For his newest project, SEE, HEAR, NOW- a sonic drawing and five acoustic sculptures, Brewster builds an echoic sound studio inside the back gallery. Its large, high, dark and very empty except for a big lighted button on the wall enticing the viewer to press here, an action that changes the light and brings on the flood of sound. From the zip and dip thrill of Slider to the dense vibrating hum of synthesized voices in Turkish, Brewsters sound sculptures stimulate a sensual experience of engorged listening. A quirky hybrid of modalities, the work flavors the tongue while it seems to thicken space into nearly visual shapes.

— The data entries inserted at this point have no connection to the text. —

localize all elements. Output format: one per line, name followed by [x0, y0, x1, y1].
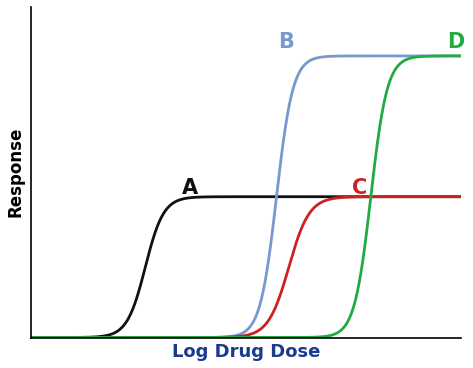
Text: C: C [352, 177, 368, 198]
Y-axis label: Response: Response [7, 127, 25, 217]
Text: D: D [447, 32, 464, 52]
X-axis label: Log Drug Dose: Log Drug Dose [172, 343, 320, 361]
Text: B: B [279, 32, 294, 52]
Text: A: A [182, 177, 198, 198]
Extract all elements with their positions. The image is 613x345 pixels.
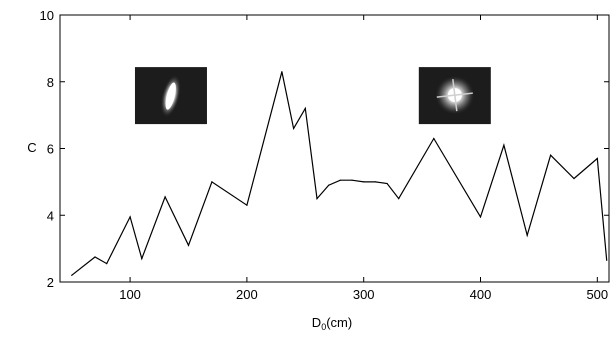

The access into his acoustic studio is through a preliminary sound-animated empty space that is dotted with utilitarian looking mechanical sounders that emit random whistles or clicks to the touch. Traversing that space is like spending time in a room with tiny air leaks hidden at the corners or between the walls. Friendly but insistent, they snatch at the ear then return to hiding, drawing your eyes and the ears all over the space in search, and constructing a peek-a-boo game of patterned sound and silence.
Brewsters sculptures make the physics of rolling sound waves into a bodily experience, while in the front gallery Sarah Seagers installation disembodies the phenomenon of gravity into a psychological rather than physical experience. Like the title, 188 loose elements things like pure sound associations improvisational jazz free form where in principal everything is equal the id and the superego supersystems, Seagers space spreads out its ideas loosely in a tantalizing, fragile structure.
Taunting us with a textual dialogue sandblasted into large panes of glass that lean precariously on the walls and floor, she begins a conversation between two invisible people about blindness and a desire for sight. On the floor are large sheets of blank white paper, some delicately folded, curling or rolled, here and there dotted with stray bits of colored paper or odd items from past art pieces, all arranged to suggest a tenuous system of order.